How did flight EJU5841 make history yesterday?

Photo courtesy easyJet

I have received the oddest email announcing that easyJet flight EJU5841 took to the skies yesterday morning and made history. Was it on time, I asked initially? Did it manage to get six more seats onto the plane? Did it land at the wrong airport?

I am pleased to report, none of the above and, to easyJet’s credit it was the first of every single easyJet flight that will offset the carbon emissions from the fuel used, domestic and international. And it claims to be the first airline to do so.

The airline claims that even though flying is a ‘fantastic thing’ (their words) it has to balance this with the effect we all know it is having on the environment. So for every flight easyJet operates from now on, it will offset the carbon it produces from the fuel used, by investing in projects that include the planting of trees or protection against deforestation. The company admits that carbon offsetting is only an interim measure while new technologies are developed. However, at the moment it believe it’s the best way to remove carbon from the atmosphere.

You can’t argue with that and credit to easyJet for taking this stand, but it doesn’t plan to stop there. Its web page states: “We’ll continue to find other ways to reduce carbon emissions such as taxiing on one engine or removing weight from our aircraft, both of which use less fuel. We have championed the development of electric technology and will continue to do so in order to ensure that flying remains a sustainable option for us all in the future.”

OK, so what is carbon offsetting and why is this any different from other proposals we hear about? How does one paying more money actually flow through to carbon reduction efforts? For a start, we are not being asked to subsidize the effort, something I have always had concerns about.

easyJet explains it simply and clearly: “Carbon offsetting is the reduction of emissions of carbon dioxide or other greenhouse gases from the atmosphere in order to compensate for emissions made elsewhere. This means making sure that for every tonne of CO2 emitted by our planes, there is one tonne less in the atmosphere. We can do this by investing in projects which physically remove CO2 from the air such as planting more trees or protecting against deforestation. Carbon can be offset in this way because one tonne of CO2 has the same climate impact wherever it is emitted.”

The company goes on to say that it will only participate in carbon offsetting projects which meet either the Gold Standard or Verified Carbon Standard (VCS) accreditation – these companies are globally recognised and respected for their standards of offsetting.

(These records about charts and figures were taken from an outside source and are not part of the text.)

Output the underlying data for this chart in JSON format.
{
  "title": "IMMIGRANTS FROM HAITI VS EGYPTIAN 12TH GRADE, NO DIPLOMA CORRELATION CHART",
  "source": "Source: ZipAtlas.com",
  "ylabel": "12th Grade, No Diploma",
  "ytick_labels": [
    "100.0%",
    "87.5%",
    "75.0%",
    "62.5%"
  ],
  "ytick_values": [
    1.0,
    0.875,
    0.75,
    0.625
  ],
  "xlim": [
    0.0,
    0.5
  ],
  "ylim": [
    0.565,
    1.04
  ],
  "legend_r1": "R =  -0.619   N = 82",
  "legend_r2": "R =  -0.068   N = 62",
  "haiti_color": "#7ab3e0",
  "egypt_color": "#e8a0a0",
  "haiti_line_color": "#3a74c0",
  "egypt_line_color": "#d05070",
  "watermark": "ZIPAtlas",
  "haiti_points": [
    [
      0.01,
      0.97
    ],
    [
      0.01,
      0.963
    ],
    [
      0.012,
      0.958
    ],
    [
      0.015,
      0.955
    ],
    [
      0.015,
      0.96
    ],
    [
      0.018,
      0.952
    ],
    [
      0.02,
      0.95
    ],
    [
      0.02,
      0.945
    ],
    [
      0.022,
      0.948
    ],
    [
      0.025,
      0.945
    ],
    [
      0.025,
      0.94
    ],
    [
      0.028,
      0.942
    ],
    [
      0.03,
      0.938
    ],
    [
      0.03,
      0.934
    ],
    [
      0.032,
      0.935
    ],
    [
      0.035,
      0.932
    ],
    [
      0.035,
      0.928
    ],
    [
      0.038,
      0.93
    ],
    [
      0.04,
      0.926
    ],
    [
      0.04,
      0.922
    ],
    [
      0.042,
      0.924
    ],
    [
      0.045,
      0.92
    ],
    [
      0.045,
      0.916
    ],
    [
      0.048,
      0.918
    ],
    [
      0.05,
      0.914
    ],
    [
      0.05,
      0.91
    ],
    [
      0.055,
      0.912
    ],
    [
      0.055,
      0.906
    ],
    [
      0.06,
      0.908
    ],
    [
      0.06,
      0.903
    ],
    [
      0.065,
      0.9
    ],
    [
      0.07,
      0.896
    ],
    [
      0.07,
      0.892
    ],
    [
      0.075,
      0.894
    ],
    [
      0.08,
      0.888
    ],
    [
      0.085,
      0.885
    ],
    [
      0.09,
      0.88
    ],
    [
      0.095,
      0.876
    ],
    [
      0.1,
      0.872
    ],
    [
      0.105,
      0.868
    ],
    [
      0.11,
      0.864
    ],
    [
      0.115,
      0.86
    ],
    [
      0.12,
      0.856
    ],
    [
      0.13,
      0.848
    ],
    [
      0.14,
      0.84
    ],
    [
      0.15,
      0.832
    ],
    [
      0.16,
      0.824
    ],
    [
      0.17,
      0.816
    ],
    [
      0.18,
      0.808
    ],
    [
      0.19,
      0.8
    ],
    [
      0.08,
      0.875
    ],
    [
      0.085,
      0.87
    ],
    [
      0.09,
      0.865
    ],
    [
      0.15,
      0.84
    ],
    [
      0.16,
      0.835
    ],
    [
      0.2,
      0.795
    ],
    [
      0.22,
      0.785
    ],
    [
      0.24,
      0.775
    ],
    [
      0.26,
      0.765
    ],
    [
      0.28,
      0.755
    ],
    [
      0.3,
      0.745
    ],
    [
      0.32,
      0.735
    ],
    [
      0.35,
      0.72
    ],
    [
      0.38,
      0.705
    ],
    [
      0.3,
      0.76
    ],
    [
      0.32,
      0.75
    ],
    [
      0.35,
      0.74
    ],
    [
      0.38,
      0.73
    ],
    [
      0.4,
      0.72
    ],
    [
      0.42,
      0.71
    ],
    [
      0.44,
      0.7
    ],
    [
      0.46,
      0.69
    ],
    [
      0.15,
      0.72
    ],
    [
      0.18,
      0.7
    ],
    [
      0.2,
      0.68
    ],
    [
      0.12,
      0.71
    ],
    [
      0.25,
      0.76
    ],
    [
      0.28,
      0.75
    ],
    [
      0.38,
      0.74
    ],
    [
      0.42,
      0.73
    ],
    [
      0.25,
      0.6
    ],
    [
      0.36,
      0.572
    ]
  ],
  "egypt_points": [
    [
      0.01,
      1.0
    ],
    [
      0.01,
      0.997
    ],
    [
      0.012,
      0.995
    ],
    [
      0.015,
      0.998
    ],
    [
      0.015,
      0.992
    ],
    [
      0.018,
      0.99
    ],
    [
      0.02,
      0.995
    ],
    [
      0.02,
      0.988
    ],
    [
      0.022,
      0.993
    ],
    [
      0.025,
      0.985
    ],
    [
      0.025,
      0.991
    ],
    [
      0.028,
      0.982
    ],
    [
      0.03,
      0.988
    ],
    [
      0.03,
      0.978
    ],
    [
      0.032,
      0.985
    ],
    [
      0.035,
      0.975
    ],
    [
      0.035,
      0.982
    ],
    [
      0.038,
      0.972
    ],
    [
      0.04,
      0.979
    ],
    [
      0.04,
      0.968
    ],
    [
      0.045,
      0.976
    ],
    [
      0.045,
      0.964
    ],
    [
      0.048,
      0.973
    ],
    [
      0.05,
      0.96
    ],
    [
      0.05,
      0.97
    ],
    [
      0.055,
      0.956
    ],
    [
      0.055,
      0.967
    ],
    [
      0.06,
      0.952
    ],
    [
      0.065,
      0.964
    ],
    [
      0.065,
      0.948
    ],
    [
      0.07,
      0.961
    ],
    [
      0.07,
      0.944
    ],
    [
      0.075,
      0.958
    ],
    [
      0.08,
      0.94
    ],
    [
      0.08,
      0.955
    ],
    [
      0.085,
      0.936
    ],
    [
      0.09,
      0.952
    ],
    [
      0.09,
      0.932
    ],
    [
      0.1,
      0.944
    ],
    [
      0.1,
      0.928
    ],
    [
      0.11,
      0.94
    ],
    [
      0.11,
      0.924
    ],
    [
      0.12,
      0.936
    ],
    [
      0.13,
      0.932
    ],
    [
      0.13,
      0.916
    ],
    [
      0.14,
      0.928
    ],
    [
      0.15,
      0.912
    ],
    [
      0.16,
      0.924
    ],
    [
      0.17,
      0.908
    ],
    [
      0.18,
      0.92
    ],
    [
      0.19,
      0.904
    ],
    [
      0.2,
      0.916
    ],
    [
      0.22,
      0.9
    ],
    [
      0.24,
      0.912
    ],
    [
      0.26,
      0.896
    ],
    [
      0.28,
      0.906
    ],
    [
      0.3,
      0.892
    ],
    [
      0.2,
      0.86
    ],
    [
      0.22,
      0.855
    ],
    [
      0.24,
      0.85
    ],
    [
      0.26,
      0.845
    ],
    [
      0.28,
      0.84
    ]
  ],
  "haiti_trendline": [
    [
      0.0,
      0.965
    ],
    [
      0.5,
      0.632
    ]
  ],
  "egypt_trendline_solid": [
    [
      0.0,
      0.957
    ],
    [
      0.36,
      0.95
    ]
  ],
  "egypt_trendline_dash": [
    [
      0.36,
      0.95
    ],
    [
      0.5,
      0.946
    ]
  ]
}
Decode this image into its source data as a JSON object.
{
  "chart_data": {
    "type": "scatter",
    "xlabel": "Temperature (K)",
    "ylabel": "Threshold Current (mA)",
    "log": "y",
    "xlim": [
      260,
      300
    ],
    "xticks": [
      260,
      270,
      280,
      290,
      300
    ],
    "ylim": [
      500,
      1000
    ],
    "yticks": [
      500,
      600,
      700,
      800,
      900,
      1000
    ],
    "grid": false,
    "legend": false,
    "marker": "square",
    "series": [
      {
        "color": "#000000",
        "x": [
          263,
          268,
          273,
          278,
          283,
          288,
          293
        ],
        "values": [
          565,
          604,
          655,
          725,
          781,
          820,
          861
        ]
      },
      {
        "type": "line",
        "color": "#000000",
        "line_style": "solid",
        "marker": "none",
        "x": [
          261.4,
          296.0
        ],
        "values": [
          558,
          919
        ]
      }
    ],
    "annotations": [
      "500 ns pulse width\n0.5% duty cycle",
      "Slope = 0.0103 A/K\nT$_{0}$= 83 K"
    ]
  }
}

Examples of the projects it is investing in include:

  • Afforestation (planting new trees), as well as the prevention of deforestation;
  • Production of renewable energies including solar and wind;
  • Working with local communities in developing countries to foster emission reductions in their way of life.

If easyJet can do it how long will it take other major airlines to follow suit, or mobile network operators for that matter. I wonder how many remote base stations on the planet are still powered by diesel generators?